BARISTA: Would you like to try our new special Peruvian blend? It’s sm-
ME: I’m just trying to stay awake and not punch anyone.
Mermaids are a lot less sexy when their top half’s the fish part.
The Force can make you lift a spaceship out of the swamp, but proper sentence structure teaching, it can not.
No one warns you about being a parent. So, be prepared to never have matching anything ever again
Sieved flour to rule them all
A pinch of salt to grind them
Cup of milk, then mix them all
add an egg to bind them-Lord of the Onion Rings
*son wants to go to water park*
*bring him to water park*
*starts raining*
*he starts crying..because he’s getting wet*this is why I drink
If you ever wanted to watch another human take 20 minutes to eat 1 slice of bread because all of a sudden they were soo hungry, then kid bedtime™️ might be right for you
I keep checking my bank account like a hungry person checking an empty refrigerator. Neither one is going to magically be full.

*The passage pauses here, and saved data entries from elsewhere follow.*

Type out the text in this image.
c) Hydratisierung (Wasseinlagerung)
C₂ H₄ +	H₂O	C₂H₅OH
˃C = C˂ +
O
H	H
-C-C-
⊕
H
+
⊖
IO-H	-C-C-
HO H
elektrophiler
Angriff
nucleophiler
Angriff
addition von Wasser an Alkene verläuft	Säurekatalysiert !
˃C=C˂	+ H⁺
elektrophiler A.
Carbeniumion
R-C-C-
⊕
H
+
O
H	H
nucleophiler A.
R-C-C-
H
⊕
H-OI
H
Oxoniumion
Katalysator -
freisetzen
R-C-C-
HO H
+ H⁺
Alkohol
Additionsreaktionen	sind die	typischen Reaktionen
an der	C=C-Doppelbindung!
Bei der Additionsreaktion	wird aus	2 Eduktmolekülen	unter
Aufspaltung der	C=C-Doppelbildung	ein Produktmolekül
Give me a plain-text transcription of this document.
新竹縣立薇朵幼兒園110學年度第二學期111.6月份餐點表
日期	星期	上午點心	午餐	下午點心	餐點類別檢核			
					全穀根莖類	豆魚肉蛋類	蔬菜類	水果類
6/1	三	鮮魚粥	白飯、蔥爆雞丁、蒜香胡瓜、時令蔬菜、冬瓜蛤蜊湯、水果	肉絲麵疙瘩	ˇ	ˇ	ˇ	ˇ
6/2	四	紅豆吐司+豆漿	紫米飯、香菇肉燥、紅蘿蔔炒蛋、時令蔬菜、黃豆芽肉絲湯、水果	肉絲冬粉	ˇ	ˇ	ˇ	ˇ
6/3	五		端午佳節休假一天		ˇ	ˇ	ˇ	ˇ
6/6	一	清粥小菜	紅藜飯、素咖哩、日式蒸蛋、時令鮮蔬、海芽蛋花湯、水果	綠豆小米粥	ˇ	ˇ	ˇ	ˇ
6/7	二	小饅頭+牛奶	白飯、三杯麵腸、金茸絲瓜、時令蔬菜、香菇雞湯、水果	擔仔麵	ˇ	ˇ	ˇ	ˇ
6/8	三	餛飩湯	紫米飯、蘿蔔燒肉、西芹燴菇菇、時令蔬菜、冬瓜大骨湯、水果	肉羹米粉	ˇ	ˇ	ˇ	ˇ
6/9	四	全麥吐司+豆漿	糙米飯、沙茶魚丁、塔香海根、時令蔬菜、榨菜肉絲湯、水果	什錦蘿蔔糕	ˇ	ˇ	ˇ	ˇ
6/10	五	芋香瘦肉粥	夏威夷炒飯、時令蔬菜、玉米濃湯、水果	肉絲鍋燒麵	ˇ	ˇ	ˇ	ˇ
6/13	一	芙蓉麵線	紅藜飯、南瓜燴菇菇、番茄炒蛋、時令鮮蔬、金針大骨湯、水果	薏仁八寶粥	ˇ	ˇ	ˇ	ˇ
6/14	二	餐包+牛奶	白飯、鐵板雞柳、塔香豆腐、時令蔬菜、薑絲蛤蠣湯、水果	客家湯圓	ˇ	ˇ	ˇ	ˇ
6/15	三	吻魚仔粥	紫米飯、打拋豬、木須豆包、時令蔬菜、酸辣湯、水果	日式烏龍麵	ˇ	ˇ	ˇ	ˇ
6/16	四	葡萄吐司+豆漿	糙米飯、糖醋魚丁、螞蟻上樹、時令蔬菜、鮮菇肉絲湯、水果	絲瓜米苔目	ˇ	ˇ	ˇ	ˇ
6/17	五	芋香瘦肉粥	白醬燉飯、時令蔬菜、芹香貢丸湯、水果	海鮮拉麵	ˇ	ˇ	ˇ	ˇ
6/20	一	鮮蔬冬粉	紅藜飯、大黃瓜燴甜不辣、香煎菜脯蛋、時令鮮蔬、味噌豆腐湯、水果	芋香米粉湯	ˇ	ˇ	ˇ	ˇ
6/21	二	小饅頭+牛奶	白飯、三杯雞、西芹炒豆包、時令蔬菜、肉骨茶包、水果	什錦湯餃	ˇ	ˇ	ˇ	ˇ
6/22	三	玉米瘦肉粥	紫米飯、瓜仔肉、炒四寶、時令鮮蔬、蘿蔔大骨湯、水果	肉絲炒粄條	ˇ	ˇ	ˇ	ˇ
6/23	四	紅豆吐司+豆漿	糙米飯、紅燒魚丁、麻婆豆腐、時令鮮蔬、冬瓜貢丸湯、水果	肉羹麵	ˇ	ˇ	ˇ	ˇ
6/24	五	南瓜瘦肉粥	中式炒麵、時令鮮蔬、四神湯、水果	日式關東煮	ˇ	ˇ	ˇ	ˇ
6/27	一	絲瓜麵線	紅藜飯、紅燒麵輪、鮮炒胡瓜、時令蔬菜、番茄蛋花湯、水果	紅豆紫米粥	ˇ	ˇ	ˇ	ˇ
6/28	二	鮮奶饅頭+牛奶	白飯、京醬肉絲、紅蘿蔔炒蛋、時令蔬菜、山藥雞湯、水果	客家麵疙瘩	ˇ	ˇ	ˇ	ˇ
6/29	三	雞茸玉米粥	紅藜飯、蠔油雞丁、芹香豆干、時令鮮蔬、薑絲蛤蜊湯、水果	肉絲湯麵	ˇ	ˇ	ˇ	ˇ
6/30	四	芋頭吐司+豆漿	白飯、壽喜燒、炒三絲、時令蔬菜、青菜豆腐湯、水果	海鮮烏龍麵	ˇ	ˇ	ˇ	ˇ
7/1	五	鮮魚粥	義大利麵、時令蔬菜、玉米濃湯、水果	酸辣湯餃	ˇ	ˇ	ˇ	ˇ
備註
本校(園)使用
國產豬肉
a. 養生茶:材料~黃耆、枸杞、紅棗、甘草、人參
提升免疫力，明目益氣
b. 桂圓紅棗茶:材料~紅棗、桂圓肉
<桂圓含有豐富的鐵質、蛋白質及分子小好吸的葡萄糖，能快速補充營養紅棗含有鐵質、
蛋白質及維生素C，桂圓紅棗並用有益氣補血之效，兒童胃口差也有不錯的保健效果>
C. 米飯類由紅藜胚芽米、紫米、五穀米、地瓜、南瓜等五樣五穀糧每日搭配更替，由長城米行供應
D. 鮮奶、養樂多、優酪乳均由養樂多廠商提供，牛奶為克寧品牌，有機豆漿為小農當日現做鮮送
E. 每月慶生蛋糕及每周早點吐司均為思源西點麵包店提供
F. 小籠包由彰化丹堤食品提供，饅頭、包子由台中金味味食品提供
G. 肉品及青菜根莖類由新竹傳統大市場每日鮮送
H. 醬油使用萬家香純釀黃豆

I dropped my phone, is everyone okay?!
If I ever disappear and my family notices that my house is clean, they will know for sure I was murdered and someone had to clean up the crime scene.
[friend being eaten by a bear]
*screaming violently*
Me: Stay calm! Don’t move so much! I’m trying to take a picture for snapchat!
SALT: ahh push it
PEPA: ahh push it
OBGYN: ahh push it{two minutes later} ooh baby baby
Of course people can change. I used to hate true crime but now I actively participate in giving shows content.
You think cannonballs scream ‘humans’ right before they land in water
I don’t think my Uber passengers understand how hard it is to do pretzels in a parking lot, but I can tell they’re having a good time by their screams.